Of the 4,636 households 37.0% had children under the age of 18 living with them, 46.2% were married couples living together, 14.5% had a female householder with no husband present, 4.8% had a male householder with no wife present, and 34.5% were non-families. 28.7% of households were one person and 12.1% were one person aged 65 or older. The average household size was 2.47 and the average family size was 3.04.

The median age was 34.9 years. 26.8% of residents were under the age of 18; 8.1% were between the ages of 18 and 24; 27.7% were from 25 to 44; 23.5% were from 45 to 64; and 13.9% were 65 or older. The gender makeup of the city was 48.3% male and 51.7% female.

===2000 census===
At the 2000 census there were 9,660 individuals, 1,000 households, and 2,606 families living in the city. The population density was 2,020.2 PD/sqmi. There were 4,040 housing units at an average density of 844.9 /sqmi. The racial makeup of the city was 93.66% White, 3.93% African American, 0.30% Native American, 0.72% Asian, 0.04% Pacific Islander, 0.37% from other races, and 0.96% from two or more races. Hispanic or Latino of any race were 1.04%.

Of the 3,861 households 33.3% had children under the age of 18 living with them, 49.7% were married couples living together, 13.5% had a female householder with no husband present, and 32.5% were non-families. 28.0% of households were one person and 12.7% were one person aged 65 or older. The average household size was 2.45 and the average family size was 2.97.

The age distribution was 5.8% under the age of 18, 9.5% from 18 to 24, 28.3% from 25 to 44, 20.5% from 45 to 64, and 15.9% 65 or older. The median age was 36 years. For every 100 females, there were 88.9 males. For every 100 females age 18 and over, there were 84.6 males.

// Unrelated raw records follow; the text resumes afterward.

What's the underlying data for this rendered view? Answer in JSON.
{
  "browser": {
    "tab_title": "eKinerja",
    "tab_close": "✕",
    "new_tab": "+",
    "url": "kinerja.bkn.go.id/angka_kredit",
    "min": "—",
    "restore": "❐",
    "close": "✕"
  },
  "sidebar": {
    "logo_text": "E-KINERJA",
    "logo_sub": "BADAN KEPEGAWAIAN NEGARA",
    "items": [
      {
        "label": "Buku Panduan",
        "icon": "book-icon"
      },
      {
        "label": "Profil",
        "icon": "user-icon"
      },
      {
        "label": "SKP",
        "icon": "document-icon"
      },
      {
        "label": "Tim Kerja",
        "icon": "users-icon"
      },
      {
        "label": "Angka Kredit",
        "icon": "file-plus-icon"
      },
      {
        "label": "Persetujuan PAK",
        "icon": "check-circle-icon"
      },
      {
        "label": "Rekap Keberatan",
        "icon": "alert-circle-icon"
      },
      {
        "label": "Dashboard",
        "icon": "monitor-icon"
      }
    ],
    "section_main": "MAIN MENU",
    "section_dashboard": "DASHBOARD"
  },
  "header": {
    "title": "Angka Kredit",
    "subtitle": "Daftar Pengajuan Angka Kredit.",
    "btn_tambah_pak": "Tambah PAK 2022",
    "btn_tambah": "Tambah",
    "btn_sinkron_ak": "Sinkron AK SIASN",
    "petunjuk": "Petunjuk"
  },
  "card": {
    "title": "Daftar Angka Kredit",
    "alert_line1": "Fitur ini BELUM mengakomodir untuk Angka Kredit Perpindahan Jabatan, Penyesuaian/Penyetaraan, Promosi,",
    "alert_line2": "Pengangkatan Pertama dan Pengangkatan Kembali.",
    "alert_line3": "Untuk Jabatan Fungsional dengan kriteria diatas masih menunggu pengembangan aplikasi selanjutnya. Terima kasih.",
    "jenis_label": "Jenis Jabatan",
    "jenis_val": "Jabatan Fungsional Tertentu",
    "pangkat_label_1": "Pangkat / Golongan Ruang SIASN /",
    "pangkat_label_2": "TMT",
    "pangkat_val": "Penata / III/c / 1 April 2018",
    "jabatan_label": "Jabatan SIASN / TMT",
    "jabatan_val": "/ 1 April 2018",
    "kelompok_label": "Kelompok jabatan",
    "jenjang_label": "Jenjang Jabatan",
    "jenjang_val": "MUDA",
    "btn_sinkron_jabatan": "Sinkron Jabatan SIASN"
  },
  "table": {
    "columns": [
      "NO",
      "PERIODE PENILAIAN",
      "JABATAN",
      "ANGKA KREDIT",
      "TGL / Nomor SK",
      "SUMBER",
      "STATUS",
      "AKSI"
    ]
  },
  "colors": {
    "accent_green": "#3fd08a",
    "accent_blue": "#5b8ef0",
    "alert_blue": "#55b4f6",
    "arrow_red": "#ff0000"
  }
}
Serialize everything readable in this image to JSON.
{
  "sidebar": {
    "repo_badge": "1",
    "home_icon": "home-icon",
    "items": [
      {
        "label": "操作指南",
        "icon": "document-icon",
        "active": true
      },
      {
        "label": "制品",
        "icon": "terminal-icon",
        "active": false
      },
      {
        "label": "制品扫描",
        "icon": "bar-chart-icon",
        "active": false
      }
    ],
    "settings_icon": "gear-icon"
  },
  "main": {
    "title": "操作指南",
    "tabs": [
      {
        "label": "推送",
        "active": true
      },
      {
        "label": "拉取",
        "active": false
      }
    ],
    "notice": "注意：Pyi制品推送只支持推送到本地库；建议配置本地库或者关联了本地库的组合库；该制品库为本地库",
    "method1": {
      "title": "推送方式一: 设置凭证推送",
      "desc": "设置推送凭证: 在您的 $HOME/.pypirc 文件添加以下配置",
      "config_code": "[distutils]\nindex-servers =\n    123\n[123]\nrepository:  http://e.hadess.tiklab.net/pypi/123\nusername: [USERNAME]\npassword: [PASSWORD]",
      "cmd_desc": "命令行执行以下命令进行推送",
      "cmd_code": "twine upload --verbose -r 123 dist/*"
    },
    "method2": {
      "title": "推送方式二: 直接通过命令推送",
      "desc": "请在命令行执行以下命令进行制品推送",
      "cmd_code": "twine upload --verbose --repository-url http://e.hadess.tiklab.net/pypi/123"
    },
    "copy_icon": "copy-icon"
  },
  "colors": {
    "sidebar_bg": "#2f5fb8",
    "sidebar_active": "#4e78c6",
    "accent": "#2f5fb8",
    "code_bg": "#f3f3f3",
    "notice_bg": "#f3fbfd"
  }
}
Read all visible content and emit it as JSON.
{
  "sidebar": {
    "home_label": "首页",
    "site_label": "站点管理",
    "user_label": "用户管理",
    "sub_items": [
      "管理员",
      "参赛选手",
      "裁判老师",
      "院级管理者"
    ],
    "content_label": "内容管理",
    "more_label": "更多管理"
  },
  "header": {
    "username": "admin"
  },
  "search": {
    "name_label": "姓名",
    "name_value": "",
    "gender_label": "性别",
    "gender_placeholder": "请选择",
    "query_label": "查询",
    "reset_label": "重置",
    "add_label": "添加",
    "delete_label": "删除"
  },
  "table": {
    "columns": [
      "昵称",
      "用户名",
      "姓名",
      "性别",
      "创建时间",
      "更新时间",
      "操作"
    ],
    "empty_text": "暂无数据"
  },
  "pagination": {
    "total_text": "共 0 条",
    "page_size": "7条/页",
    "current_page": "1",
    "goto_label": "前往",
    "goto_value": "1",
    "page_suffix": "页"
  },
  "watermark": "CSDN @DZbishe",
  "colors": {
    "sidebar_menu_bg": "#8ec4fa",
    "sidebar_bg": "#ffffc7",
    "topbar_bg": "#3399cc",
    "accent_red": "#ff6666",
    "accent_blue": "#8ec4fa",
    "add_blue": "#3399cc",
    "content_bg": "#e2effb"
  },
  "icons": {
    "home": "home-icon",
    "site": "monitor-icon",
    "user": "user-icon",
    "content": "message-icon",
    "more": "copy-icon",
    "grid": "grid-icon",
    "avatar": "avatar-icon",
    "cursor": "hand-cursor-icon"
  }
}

Males had a median income of $36,159 versus $25,108 for females. The per capita income for the city was $19,035. About 7.0% of families and 10.2% of the population were below the poverty line, including 13.6% of those under age 18 and 6.1% of those age 65 or over.

===Religion===
Festus is home to a wide variety of religions, including Christians, Muslims, Pagans and Jews. Atheist and non-believer individuals make up 63% of the population, while God believers make up the remaining 37%, the vast majority being Christian. 12.9% are Baptist, 14.2% are Catholic and 2.8% are Lutheran.
==Education==
Festus R-VI School District operates Festus High School. Our Lady Catholic School (K-8) and Twin City Christian Academy (K-12) are private institutions in the city.

Festus has a lending library, the Festus Public Library.

==News and media==
- Jefferson County Leader
- KJFF (1400 AM)

==Transportation==
- Interstate 55
- U.S. Route 61
- U.S. Route 67
- Festus Memorial Airport (Defunct)

==In popular culture==
Festus is the home of the alt-country band The Bottle Rockets.

The town is mentioned in the 1974 country song "(We're Not) The Jet Set," in which George Jones and Tammy Wynette sing about road tripping around the Midwestern and Southern part of the United States in a Chevrolet while falling in love.

The Drunken Peasants podcast had a running gag in the form of a feud with Brett Keane, a YouTuber and resident of Festus. The feud involved satirizing and mocking Brett Keane, usually by referencing his speech patterns (such as his incessant use of the words "Individual", "Situation", and "Particular" and his frequent misquoting of common phrases), as well as creating many false personas under the guise of residents or passersby of Festus calling into the show through the "Pokémon Hotline" (ostensibly created for viewers to call in with Pokémon Go tips, though in actuality it was merely used as a vessel for call-in gags at the expense of Brett Keane) and recounting fictitious, humorous encounters with Brett, often involving exaggerated claims of heroism, allegations of Zoophilia, and other jokes at his expense.

==Notable animals==
- Travis (chimpanzee), animal actor famous for mauling a woman.